The Arkansas Legislature convened for the second day of a month-long fiscal session Tuesday to consider state budgetary matters and other issues. Behind the scenes, lawmakers continue to plan possible changes to the state’s private option expansion of Medicaid in an effort to make reauthorizing funds for the program more palatable to many of the Legislature's conservative members. While House and Senate leaders were confident the program for low-income Arkansans can be reauthorized, House majority Leader Bruce Westerman told reporters that he didn't see that happening.
“From the conversations I've had I think there are votes there to not pass the appropriation when it first comes out. You know we'll have to work on some sort of compromise. I don't think the compromise will be how to make the private option better...but a compromise on how we end the private option—setting a date and a pathway to do a controlled wind down,” Westerman, a Republican, said.
Supporters continue to say that the program, which allows poor Arkansans to buy private health insurance with federal Medicaid money, will be reapproved, though under uncertain conditions.
House speaker Davy Carter, a Republican, said there may have to be numerous changes to the private option to garner the needed three-fourths support from both chambers.
“There are a hundred different ideas out there, so those type of things are getting discussed.... But I have seen nothing that is a fundamental change of the nuts and bolts of the private option,” said Carter.
Waiving a requirement to provide non-emergency transportation to participants, tweaking policies on possible Health Savings Accounts and addressing disparities in physician specialist reimbursements by insurance companies are all in the mix as potential changes.
Providers In Delta Region Speak Up On Private Option
Members of the Delta Grassroots Caucus released a report Tuesday, detailing how healthcare professionals in the Delta region of eastern Arkansas maintain broad support for the Private Option.
The Caucus, comprising political, business and social leaders in regions around the Mississippi river, cited Medical Center executives from Eastern Arkansas who said defunding the private option would have a severe financial impact on providers in the area.
Democratic State Representative Mark McElroy, who represents Desha County in Southeast Arkansas agreed with the report.

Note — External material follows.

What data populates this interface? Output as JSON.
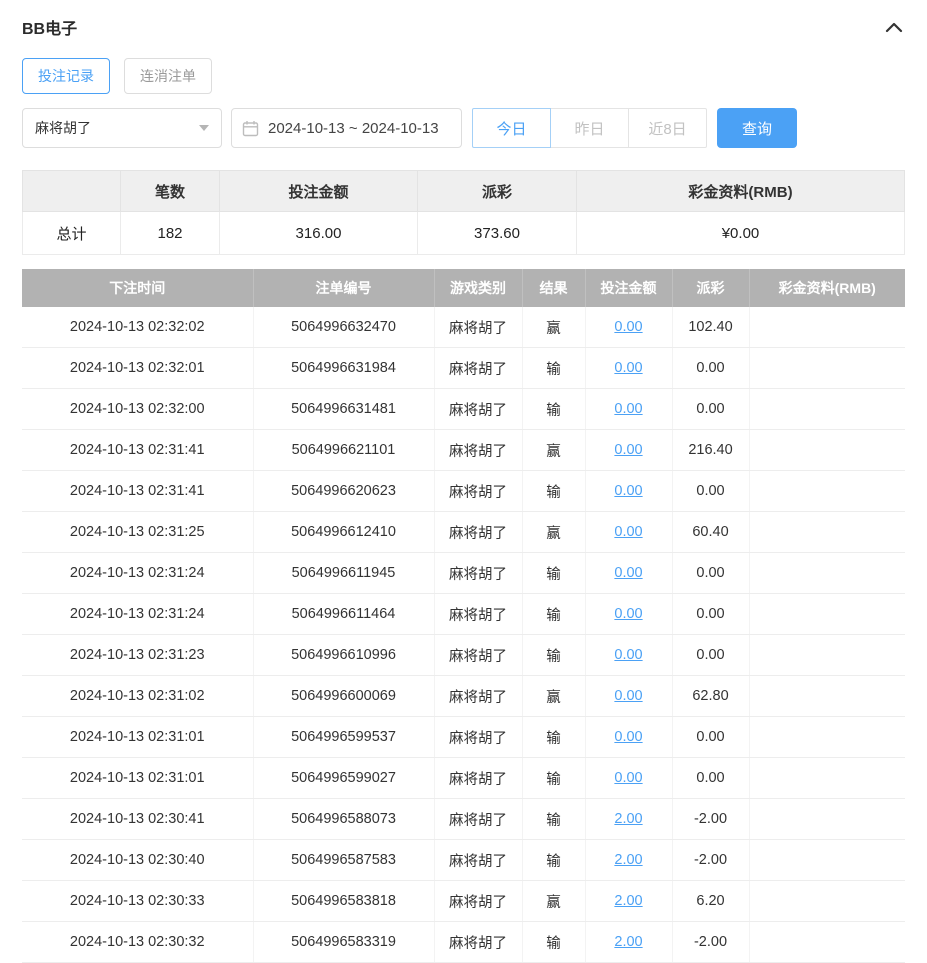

“In our area it's very rural and [there's] a lot of poverty...Unfortunately we have a lot of people who can't afford to pay for hospital visits and things. And [there's] a lot of uncompensated care. And if this private option fails now, I'm afraid it's going to devastate our rural hospitals,” he said.

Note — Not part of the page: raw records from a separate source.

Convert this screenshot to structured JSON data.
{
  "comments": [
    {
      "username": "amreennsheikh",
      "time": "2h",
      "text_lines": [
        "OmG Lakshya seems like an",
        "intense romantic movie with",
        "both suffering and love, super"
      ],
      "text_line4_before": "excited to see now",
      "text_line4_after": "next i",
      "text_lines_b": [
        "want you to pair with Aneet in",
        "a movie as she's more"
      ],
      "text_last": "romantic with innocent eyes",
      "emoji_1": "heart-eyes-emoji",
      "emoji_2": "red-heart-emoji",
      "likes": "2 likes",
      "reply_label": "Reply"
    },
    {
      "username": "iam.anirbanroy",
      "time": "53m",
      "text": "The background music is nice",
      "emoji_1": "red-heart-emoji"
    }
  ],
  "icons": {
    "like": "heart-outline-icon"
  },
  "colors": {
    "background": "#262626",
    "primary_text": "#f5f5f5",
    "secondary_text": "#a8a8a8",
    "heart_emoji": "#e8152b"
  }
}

On Tuesday The House Rules committee met to review a number of non-appropriations resolutions which require a two-thirds vote to be considered by the rest of the chamber. In the house, several resolutions filed at the start of the session were on the Rules Committee agenda. Few went up for consideration after members of the committee motioned to table most measures unrelated to fiscal matters and Chairwoman Stephanie Malone indicated the committee would not meet again during the session.
However, a nonfiscal measure sponsored by Bruce Westerman to lift the requirement of calling a special election to fill former Lt. Governor Mark Darr's seat advanced. That resolution would allow the seat to remain vacant until after a new Lt. Governor is elected in the November General Election. Darr resigned last month over ethics violations.
Some of the tabled proposals included one by Westerman to create a tax credit for business owners who face a penalty under the Affordable Care Act for not providing their employees with health coverage.
Republican Representative Kim Hammer put forward a measure intended to create a tax credit for individuals buying health plans on the federally-run insurance Marketplace. Hammer said his proposal would target those whose incomes are 139 to 400 percent of the Federal Poverty Level and have had to pay higher premiums for new health plans on the Marketplace.
Republican State Representative Nate Bell of Mena filed a proposal that calls for the legislature to kickstart the introduction of a new U.S. Constitutional Amendment to balance the federal budget. The proposal operates under Article Five of the U.S. Constitution, which allows state legislatures around the country to call for a convention to amend that document. That measure was not brought up in the Rules Committee and is unlikely to be revisited again.
Another proposed measure tabled in committee was one filed by Republican Representative Randy Alexander to establish a 3-year moratorium on implementation of Common Core educational standards for K through 12 students.
Alexander said that he was disappointed the committee did not take up his proposal.
“There's a process for having an exception to [considering only fiscal matters] if there's enough interest in doing it....but the House and the Senate's not going to get a chance to vote on it. And I think that's wrong,” he said after the meeting. “I talked to a lot of people in the House and the Senate that are opposed to Common Core and wanted to support my amendment.”
Among those observing the House Rules Committee meeting were several members of the group Arkansas Against Common Core. Many said after the meeting adjourned that they were disappointed Alexander's proposal wasn't discussed by the committee.
Alexander says Common Core loosens restrictions on the collecting and sharing of student data. And while it establishes higher standards for Arkansas, he says Arkansas could have looked to other states that had better educational standards already in place. Supporters of the policy say it provides consistent standards to make students ready for college and the workplace.